Wishing Upon a Star in the Shadow of the Magic Kingdom
NBA

Wishing Upon a Star in the Shadow of the Magic Kingdom

Evolution or Revolution is a series that analyzes whether a team needs a few tweaks or a fundamental reboot. This edition focuses on the Magic as the team goes through yet another rebuild.


When you wish upon a star
Makes no difference who you are
Anything your heart desires
Will come to you

If your heart is in your dream
No request is too extreme
When you wish upon a star
As dreamers do

Like a bolt out of the blue
Fate steps in and sees you through
When you wish upon a star
Your dreams come true

• When You Wish Upon a Star, Pinocchio, 1940

The Orlando Magic have hitched their wagon to quite a few stars during their time as an NBA franchise. Shaquille O’Neal! Penny Hardaway! Tracy McGrady! Grant Hill (sigh)! Dwight Howard! Bismack Biyo … well, hey, no one can have it all.

Playing in the shadow of the Magic Kingdom, it helps to have a marquee attraction, but, right now, there’s perhaps no team in the league that has a more anonymous roster. Gone are Nikola Vucevic, Evan Fournier and Aaron Gordon, the trio that somehow led the 33-40 Magic to a playoff berth in the 2020 bubble. Markelle Fultz and Jonathan Isaac are recovering from torn ACLs. Ask anyone who the best player who will be suiting up for Orlando on opening night of the 2021-22 season is and their nose would probably grow. No one knows for certain.

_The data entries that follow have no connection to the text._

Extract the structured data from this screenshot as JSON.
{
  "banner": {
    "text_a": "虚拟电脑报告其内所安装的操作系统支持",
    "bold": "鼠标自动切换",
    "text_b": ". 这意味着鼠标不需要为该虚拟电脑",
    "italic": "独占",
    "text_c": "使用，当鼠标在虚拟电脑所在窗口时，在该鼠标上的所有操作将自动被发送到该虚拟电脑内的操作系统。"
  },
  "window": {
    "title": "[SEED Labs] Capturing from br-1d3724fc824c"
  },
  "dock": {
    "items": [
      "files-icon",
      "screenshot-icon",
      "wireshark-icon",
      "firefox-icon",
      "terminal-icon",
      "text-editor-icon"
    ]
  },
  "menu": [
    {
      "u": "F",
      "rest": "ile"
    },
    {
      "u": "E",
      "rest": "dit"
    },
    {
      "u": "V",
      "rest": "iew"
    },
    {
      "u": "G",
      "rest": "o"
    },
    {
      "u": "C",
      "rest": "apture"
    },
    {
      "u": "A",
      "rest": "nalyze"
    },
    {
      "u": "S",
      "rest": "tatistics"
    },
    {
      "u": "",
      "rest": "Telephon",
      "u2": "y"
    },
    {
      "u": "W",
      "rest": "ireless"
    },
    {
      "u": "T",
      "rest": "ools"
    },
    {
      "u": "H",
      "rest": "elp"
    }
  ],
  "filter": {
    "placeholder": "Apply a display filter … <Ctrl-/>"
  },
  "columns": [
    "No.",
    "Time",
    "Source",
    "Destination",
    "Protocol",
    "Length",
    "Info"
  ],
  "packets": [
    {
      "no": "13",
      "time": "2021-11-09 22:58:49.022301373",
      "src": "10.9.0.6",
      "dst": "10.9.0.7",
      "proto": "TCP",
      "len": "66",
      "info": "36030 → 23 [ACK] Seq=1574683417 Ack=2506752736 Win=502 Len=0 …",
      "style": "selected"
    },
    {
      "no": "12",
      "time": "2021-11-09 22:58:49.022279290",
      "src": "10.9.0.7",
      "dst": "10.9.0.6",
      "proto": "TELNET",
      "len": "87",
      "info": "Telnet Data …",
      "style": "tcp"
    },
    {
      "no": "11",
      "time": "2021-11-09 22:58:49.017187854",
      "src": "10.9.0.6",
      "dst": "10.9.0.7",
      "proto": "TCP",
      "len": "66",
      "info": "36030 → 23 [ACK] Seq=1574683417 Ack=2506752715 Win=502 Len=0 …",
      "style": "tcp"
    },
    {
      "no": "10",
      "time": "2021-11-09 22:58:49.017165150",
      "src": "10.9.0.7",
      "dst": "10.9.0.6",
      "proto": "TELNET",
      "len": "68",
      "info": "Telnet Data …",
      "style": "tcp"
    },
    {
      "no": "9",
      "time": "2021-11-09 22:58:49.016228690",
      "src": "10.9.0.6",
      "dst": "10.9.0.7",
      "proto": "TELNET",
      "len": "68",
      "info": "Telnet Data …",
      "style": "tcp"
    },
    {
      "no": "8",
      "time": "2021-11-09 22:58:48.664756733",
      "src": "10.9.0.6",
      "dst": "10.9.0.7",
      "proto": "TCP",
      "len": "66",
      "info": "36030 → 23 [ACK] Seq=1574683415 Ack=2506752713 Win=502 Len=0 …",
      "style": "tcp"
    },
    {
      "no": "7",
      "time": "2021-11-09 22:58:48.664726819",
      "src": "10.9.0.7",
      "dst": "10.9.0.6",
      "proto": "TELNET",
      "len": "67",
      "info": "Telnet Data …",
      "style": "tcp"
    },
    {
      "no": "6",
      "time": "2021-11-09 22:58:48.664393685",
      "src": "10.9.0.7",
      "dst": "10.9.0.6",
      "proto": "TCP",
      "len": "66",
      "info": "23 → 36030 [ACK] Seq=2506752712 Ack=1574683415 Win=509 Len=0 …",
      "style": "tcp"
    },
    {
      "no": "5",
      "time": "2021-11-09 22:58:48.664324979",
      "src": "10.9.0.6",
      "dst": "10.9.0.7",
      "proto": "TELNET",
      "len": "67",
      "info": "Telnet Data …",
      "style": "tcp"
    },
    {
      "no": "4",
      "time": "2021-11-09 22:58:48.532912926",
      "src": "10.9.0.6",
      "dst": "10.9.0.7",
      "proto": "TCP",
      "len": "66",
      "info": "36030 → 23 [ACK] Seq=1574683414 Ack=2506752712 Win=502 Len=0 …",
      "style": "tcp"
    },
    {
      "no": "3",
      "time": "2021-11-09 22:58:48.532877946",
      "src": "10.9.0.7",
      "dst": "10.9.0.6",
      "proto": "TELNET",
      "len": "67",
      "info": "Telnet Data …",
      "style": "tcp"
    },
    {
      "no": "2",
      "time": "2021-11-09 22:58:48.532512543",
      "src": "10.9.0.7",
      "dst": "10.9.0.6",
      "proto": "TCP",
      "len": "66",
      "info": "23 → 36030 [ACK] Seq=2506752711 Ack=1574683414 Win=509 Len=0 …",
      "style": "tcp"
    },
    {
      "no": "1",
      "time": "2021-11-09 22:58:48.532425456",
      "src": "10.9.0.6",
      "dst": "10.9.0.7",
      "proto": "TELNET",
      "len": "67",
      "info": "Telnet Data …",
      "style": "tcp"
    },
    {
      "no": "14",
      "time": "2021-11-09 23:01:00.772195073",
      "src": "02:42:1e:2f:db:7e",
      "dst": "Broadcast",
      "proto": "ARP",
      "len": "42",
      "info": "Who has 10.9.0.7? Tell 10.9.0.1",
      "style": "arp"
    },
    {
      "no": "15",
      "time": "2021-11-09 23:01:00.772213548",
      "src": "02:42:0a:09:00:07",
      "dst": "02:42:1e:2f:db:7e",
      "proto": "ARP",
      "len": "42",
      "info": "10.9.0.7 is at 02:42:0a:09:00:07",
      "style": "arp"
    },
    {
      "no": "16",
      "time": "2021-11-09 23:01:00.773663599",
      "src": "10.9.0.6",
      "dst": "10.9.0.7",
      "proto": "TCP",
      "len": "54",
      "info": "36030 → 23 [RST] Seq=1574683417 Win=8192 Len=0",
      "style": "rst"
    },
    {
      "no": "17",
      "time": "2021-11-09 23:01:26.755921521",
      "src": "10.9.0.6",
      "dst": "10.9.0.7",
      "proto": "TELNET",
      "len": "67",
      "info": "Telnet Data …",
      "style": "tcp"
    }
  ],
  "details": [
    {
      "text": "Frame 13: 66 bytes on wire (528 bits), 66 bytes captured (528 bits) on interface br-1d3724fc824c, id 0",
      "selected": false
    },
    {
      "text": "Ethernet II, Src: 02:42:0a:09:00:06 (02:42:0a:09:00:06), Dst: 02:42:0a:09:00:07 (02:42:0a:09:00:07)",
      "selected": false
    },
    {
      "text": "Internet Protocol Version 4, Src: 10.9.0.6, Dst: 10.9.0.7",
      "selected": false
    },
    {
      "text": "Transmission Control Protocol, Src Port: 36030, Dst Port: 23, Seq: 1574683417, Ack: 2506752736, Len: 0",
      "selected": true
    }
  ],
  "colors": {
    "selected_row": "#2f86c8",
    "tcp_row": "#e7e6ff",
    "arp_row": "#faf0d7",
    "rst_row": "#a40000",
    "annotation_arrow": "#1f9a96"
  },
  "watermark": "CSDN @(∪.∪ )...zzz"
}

But the cupboard isn’t totally bare for Jamahl Mosley, the former Mavericks assistant whom the Magic tabbed as their next head coach on Sunday. Cole Anthony was one of three rookies in NBA history to average 10 points, 4 rebounds and 4 assists in less than 30 minutes per game. Wendell Carter Jr. is a potential two-way difference maker who’s still only 22. R.J. Hampton was once thought to be a top-5 pick in the 2020 draft and played well over the last month of the season after being part of the trade that sent Gordon to Denver. Fultz and Isaac showed flashes of possible stardom prior to their injuries. And there are two top-10 picks, or perhaps the ammunition to trade up, in a solidly deep draft.

Is it time to revolutionize the rebuild in Orlando or continue to acquire as many young assets as possible and let things evolve? Let’s take a deeper look.

Keep the Picks or Package Them?

The Magic finished with the third-worst record in the league and had a better than 50% chance of staying in the top four of the draft, but fell to fifth with their own pick. On the plus side, they’ll also have Chicago’s pick at No. 8 due to the Vucevic deal (with another top-4 protected pick coming from the Bulls in 2023). 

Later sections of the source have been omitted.